Field Type Description
id string Unique identifier ({template}_{class}_{date}_{seq})
template string Task template (T1–T7)
complexity int Difficulty level (1–4)
split string train / val / test
market_regime string bull / bear / sideways / crisis
asset_class string Target asset class
assets list[string] Ticker symbols involved
decision_date string Point-in-time decision date (YYYY-MM-DD)
context_summary string Market context window (prices, macro, correlations, news)
question string The question with all necessary numerical context
answer string Ground-truth answer
answer_numeric float Numeric ground-truth (for scoring)
explanation string Step-by-step explanation of the answer
metadata object Additional fields (future_return, horizon, volatility, text coverage, etc.)

Example

{
  "id": "T1_all_20251226_0002",
  "template": "T1",
  "complexity": 1,
  "split": "test",
  "market_regime": "sideways",
  "assets": ["DBB"],
  "decision_date": "2025-12-26",
  "question": "Asset: DBB\nHistorical prices (past 60 trading days): start=20.40, end=22.01, cumulative_return=+7.9%, annualized_volatility=14.0%\n...\nPredict whether the return of DBB over the next 21 trading days will be: positive (>+1%), negative (<-1%), or flat (within ±1%).",
  "answer": "flat",
  "answer_numeric": 0.0,
  "explanation": "The actual 21-day forward return for DBB starting 2025-12-26 was +0.00%, which classifies as 'flat'."
}

Text Coverage

85.3% of QA pairs include associated news text in the context window (avg 3,997 chars).

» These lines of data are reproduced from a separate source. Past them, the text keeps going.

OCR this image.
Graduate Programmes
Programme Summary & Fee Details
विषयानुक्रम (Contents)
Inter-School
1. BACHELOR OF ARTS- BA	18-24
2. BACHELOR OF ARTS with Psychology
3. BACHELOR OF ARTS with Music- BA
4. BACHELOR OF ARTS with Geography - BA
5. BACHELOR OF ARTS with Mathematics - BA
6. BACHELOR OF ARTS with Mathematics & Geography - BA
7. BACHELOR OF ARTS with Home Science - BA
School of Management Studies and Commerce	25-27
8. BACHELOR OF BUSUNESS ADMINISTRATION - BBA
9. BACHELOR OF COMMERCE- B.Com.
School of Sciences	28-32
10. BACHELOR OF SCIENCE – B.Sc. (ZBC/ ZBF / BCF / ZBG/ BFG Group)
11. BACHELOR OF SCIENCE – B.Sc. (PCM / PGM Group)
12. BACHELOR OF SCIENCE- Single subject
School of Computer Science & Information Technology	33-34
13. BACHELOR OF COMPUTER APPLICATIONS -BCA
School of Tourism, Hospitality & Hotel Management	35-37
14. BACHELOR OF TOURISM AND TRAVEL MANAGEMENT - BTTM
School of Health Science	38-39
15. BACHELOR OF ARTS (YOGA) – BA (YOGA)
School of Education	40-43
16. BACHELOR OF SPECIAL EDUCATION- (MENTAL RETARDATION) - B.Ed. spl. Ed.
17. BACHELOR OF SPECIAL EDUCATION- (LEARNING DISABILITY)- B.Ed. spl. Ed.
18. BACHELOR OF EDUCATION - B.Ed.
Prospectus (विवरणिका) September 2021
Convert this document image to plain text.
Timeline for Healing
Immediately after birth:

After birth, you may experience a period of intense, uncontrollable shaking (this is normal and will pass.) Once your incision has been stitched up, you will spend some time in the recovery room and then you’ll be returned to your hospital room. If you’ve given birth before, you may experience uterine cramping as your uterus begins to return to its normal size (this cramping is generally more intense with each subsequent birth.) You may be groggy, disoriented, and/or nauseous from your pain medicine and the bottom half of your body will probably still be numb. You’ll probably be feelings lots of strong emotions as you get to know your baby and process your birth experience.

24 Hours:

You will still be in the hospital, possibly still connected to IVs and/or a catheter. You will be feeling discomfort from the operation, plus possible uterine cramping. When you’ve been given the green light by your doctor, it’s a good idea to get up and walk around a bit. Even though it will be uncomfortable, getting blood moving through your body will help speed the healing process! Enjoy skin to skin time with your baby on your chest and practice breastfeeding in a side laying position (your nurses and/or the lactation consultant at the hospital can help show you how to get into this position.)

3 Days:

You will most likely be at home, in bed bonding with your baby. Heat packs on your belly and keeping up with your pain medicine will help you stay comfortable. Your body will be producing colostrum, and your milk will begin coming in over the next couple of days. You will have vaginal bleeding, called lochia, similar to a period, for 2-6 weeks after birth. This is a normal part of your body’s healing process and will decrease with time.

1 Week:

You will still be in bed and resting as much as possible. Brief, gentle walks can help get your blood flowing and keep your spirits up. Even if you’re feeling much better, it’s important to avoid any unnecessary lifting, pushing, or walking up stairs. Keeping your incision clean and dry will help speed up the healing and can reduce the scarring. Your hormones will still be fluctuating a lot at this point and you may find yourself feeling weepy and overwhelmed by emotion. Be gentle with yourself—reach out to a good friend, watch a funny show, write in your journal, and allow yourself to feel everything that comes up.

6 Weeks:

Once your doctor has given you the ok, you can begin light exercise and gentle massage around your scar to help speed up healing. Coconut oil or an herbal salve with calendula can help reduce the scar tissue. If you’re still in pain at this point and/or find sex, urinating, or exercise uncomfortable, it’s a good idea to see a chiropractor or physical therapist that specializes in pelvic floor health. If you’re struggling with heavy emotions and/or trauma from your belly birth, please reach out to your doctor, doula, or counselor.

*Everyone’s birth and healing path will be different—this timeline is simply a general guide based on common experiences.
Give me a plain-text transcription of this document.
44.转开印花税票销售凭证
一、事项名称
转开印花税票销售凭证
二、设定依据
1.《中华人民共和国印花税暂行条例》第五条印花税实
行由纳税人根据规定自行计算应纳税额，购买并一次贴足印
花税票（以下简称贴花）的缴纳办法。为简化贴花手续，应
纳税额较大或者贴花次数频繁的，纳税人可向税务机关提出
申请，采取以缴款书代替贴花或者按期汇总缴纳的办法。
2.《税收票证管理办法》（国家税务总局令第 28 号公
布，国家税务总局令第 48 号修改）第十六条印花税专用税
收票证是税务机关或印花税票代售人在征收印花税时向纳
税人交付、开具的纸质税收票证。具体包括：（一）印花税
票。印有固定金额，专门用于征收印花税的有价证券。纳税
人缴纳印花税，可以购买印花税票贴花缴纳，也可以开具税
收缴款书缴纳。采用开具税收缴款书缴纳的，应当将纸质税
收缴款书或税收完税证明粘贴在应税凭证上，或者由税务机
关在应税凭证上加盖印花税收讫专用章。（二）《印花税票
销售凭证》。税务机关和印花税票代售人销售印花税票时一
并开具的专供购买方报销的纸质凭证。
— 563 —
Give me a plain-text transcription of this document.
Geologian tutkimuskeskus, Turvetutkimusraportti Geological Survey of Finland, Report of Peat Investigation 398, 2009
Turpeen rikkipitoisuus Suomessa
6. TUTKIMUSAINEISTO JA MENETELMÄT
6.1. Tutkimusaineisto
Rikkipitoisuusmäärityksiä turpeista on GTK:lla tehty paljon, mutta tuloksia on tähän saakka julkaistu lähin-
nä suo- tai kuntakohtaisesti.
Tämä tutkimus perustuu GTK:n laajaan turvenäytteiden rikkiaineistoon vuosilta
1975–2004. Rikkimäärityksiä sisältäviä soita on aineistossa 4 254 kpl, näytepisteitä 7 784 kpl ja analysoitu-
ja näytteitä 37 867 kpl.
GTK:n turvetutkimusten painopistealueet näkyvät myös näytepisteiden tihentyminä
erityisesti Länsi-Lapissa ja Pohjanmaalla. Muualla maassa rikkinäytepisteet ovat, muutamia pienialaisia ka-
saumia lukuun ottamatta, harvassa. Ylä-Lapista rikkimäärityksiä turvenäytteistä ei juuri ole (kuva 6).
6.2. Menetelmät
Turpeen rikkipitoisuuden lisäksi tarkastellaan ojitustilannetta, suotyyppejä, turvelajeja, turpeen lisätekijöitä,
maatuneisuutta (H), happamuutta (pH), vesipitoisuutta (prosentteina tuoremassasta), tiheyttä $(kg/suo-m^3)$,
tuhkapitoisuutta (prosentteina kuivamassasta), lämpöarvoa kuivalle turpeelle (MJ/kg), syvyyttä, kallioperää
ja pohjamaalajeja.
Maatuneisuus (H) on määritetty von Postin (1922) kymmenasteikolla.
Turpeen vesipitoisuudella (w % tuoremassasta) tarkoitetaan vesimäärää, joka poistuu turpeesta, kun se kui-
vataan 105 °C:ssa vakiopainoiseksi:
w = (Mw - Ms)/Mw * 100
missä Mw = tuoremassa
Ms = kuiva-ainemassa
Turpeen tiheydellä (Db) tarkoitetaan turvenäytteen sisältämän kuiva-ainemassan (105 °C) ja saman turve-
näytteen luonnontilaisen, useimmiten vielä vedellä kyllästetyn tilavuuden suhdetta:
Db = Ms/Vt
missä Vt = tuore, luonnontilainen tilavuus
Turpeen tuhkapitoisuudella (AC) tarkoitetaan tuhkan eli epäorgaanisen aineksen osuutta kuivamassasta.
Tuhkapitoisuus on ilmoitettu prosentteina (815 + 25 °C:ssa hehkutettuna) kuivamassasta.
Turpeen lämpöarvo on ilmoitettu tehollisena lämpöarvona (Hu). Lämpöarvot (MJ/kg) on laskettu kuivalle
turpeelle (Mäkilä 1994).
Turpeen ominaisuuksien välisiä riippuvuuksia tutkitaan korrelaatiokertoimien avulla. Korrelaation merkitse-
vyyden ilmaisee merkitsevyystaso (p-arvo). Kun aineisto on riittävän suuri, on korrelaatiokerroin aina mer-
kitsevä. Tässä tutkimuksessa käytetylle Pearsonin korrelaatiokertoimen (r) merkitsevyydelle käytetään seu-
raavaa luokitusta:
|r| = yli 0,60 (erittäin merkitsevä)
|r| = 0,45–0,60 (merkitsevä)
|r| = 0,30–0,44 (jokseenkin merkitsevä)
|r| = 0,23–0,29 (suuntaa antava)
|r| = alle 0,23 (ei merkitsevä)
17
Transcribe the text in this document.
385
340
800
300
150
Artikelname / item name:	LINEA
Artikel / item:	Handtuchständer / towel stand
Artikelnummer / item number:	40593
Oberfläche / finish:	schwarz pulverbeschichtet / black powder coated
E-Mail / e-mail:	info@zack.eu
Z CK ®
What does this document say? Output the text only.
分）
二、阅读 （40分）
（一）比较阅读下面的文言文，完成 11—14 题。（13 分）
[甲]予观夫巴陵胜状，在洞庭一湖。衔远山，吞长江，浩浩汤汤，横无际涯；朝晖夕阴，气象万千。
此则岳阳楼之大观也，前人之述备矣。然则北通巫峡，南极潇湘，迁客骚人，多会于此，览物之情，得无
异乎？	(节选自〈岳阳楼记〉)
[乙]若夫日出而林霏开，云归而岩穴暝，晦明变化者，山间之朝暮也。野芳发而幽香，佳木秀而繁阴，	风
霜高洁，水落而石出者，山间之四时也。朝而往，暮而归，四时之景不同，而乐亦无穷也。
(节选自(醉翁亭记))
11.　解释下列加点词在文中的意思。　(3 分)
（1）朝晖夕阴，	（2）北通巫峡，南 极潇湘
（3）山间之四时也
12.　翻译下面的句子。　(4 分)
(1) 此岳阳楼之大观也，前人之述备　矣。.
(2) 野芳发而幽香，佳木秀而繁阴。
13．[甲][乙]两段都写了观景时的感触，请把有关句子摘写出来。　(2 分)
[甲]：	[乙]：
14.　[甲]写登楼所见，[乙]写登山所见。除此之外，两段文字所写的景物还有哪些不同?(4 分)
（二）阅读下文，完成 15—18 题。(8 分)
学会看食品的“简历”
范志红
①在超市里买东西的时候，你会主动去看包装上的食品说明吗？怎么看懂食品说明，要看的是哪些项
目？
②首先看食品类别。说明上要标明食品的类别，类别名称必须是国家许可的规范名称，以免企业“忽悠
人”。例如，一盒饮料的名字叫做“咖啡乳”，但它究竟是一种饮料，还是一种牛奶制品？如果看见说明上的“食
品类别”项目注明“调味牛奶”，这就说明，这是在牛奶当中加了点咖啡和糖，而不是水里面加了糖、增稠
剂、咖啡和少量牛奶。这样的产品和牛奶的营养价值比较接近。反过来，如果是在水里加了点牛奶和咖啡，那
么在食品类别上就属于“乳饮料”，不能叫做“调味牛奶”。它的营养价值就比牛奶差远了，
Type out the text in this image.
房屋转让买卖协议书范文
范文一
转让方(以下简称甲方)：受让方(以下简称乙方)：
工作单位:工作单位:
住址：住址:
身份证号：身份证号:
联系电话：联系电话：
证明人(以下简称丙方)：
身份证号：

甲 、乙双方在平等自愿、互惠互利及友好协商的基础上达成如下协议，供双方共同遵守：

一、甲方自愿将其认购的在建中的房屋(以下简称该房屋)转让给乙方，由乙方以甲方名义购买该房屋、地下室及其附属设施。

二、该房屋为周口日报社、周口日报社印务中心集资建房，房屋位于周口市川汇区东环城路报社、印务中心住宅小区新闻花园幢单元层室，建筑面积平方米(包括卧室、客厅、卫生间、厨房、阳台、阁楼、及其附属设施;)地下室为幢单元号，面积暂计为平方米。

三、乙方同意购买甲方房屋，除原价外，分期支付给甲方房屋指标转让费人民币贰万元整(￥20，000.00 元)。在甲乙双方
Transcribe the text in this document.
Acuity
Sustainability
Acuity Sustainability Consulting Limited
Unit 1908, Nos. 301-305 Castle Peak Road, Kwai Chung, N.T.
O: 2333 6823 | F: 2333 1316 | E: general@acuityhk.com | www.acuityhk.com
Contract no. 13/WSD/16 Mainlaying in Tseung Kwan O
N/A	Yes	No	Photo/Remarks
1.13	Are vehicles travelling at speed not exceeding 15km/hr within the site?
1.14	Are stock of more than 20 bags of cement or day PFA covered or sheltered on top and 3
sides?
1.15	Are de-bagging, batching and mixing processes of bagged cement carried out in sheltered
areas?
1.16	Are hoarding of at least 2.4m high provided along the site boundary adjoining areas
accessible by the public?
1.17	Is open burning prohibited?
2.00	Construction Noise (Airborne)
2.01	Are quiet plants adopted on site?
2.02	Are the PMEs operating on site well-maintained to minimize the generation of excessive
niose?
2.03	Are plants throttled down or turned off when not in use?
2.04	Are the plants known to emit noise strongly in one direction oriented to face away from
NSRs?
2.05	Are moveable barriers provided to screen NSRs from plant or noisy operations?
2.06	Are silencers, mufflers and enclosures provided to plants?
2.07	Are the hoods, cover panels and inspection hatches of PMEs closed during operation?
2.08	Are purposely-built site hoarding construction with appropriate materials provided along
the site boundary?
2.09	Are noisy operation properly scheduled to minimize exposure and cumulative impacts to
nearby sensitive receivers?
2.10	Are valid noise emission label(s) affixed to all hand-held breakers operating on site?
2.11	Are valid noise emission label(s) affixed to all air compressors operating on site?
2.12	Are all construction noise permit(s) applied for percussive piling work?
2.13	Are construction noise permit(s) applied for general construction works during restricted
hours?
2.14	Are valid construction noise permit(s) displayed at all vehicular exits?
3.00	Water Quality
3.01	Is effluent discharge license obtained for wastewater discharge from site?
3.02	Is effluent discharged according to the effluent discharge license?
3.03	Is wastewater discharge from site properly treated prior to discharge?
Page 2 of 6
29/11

Market Regime Distribution

QA pairs are stratified by market regime (bull/bear/sideways/crisis) to enable per-regime performance decomposition.

Intended Use

  • Evaluating LLM financial reasoning capabilities across four difficulty levels
  • Benchmarking correlation-based multi-asset decision-making
  • Comparing static knowledge (QA accuracy) with dynamic pipeline performance (CEPS)

Point-in-Time (PiT) Constraint

All questions use only information available at or before the decision_date. Ground-truth answers are computed from realized future data that is never included in the question or context.